Dalam konteks
Indonesia sebagai bangsa yang mengakui keanekaragaman agama, maka dituntut
sikap toleransi dari masyarakatnya. Keharmonisan sosial tak akan tercipta, bila tidak ada toleransi antar umat beragama. Begitupun umat Islam sebagai kelompok mayoritas.
Bagi umat
Islam, sesungguhnya tidak ada masalah dengan urusan toleransi. “Islam turun
lewat kitab sucinya, mengajarkan prinsip toleransi
terhadap umat lain,” tegas Muhammadiyah Amin,
Sekretaris Ditjen Bimas Islam Kemenag RI, dalam khutbahnya di Masjid Istiqlal, Jakarta, Jumat pekan lalu.

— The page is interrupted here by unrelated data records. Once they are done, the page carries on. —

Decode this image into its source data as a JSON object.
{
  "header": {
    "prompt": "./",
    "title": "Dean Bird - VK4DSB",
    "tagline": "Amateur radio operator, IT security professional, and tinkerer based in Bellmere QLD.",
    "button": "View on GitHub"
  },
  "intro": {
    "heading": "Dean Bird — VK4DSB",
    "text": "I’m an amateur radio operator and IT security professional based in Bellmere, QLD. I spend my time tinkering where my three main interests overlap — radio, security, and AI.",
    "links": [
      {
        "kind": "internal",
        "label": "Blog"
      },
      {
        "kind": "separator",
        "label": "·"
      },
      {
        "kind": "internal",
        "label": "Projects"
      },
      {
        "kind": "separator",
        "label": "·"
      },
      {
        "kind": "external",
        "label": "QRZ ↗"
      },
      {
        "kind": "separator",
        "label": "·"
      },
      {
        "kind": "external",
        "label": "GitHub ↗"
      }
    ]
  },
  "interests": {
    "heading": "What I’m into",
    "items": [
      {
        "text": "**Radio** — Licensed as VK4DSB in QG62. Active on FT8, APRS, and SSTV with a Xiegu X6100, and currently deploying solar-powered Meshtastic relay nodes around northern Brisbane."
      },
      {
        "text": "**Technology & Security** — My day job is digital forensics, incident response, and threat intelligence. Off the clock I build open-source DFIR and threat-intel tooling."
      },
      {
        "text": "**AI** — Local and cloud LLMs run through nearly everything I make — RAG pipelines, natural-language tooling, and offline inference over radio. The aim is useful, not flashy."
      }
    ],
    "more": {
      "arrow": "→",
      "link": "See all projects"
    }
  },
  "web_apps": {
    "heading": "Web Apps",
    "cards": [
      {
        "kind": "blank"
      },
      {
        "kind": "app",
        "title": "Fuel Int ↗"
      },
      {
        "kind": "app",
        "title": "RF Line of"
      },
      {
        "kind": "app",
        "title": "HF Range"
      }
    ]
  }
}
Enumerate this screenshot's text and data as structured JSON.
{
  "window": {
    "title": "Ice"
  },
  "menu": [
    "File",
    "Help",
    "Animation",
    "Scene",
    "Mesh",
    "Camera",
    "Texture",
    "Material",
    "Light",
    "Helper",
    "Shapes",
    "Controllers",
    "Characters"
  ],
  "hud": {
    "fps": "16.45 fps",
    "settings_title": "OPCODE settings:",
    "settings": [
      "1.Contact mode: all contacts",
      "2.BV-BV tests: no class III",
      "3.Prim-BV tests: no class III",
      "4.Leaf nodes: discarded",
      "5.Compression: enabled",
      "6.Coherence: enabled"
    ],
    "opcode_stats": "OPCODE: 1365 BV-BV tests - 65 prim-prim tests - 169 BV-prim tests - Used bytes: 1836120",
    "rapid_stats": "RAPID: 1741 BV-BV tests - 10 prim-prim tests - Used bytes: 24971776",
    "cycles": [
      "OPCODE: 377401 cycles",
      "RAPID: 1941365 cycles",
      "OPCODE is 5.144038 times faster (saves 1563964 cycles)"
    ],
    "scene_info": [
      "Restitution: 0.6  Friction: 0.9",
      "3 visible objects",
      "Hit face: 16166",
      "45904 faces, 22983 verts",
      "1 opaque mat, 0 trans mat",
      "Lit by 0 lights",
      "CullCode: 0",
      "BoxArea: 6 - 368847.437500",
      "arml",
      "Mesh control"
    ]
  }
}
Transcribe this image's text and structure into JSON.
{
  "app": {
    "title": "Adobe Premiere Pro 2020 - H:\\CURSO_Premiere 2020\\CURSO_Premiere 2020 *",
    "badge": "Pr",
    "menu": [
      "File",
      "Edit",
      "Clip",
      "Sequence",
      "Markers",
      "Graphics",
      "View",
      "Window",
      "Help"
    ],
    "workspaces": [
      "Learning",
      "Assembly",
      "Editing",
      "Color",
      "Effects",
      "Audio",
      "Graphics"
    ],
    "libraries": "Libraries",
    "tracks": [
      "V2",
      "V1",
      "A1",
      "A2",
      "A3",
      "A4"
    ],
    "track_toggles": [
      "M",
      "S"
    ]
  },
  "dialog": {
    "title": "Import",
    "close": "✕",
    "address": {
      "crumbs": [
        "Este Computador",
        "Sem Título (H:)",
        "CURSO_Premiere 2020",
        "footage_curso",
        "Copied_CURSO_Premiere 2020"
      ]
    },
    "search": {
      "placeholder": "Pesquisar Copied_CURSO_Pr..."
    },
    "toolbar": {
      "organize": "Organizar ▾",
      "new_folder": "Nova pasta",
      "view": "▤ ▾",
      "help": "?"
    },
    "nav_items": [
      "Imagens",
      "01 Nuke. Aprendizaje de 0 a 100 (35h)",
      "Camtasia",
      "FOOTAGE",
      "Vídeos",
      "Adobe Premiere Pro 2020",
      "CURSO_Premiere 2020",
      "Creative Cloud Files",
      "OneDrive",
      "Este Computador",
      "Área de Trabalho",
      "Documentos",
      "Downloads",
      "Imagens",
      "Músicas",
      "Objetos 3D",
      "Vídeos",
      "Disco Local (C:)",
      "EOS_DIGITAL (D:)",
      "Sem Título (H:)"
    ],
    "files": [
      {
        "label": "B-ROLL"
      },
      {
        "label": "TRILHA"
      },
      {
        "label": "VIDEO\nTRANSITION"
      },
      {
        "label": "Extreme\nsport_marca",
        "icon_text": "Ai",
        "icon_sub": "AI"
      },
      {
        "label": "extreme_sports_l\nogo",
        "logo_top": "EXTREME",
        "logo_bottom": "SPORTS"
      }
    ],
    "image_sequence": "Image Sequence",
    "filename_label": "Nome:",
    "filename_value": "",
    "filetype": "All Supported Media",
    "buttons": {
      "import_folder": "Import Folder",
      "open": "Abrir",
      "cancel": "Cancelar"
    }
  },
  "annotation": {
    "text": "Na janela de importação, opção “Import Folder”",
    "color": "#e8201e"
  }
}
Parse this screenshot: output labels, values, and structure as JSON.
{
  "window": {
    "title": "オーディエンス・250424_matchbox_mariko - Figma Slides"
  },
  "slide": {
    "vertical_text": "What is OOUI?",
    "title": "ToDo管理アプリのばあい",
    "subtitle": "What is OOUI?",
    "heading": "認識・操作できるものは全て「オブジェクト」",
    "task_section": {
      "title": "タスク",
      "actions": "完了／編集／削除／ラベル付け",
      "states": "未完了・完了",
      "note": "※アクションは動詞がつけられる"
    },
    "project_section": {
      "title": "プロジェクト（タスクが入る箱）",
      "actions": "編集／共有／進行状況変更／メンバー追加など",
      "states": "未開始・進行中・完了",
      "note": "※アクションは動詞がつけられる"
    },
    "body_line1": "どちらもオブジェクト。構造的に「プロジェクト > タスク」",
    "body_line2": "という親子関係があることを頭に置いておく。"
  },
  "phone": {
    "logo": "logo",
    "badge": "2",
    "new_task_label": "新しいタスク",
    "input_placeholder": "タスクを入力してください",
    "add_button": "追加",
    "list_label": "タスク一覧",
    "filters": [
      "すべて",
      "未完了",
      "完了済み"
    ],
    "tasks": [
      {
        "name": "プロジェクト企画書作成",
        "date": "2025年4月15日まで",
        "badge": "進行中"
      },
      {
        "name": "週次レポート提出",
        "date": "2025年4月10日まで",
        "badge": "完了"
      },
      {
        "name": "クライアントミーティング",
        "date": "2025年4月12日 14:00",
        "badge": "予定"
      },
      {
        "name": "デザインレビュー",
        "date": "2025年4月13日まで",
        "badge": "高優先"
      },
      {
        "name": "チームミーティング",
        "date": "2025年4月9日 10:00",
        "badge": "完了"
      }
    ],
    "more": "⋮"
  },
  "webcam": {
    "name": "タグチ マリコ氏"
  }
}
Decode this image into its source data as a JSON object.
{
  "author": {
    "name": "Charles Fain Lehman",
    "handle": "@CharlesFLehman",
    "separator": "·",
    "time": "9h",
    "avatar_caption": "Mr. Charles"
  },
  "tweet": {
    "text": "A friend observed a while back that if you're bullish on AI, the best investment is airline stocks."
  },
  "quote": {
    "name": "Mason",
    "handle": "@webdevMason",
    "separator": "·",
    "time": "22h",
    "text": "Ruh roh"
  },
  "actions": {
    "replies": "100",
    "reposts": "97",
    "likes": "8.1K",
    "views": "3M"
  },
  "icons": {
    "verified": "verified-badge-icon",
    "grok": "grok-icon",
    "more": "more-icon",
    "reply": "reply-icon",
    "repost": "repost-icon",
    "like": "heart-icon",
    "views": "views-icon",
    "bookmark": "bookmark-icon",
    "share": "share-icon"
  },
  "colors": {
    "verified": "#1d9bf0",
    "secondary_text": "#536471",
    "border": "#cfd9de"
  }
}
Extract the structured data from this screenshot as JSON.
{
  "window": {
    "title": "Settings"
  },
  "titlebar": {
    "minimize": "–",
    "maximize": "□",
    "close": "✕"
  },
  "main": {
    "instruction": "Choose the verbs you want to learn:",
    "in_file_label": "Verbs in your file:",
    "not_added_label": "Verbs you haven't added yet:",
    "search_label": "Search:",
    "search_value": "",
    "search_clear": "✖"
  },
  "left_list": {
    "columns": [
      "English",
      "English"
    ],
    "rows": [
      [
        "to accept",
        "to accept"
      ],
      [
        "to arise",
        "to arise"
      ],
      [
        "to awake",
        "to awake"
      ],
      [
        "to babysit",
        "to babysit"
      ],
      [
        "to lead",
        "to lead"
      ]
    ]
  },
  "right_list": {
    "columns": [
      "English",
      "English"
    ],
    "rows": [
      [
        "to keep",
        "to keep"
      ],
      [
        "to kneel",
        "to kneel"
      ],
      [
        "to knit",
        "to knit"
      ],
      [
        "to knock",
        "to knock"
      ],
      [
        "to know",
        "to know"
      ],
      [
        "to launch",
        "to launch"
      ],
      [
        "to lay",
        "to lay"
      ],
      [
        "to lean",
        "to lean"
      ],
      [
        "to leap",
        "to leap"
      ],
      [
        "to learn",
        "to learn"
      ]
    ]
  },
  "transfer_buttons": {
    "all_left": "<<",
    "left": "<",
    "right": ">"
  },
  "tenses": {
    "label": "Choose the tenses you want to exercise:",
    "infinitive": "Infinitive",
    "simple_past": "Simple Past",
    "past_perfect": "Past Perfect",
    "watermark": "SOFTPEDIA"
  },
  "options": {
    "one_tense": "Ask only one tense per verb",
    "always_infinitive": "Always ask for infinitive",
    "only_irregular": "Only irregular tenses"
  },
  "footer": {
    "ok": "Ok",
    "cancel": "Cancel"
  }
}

Dalam Surah Al Kafirun (109) ayat terakhir, menurutnya, betapa Islam dengan gamblang dan vulgar menegaskan sikap toleransi tersebut.
Hanya saja,
lanjut Mantan Rektor IAIN Gorontalo ini, toleransi dalam Islam hanya pada aspek
kebebasan untuk melaksanakan praktek keberagamaan masing-masing, bukan pada aspek teologis untuk menyamakan, atau menyatukan keyakinan antar umat beragama.
Agar toleransi
yang dimaksud bisa dicapai, jelas Muhammadiyah, di depan ribuan jamaah yang mengikuti Shalat Jumat,
perlu dilakukan tiga hal, yaitu: Pertama, Selalu diupayakan untuk
menciptakan kedamaian antar umat beragama. Umat Islam sebagai kelompok mayoritas
harus memperhatikan kelompok minoritas. Sedangkan agama dan kepercayaan lain, menghormati kelompok mayoritas.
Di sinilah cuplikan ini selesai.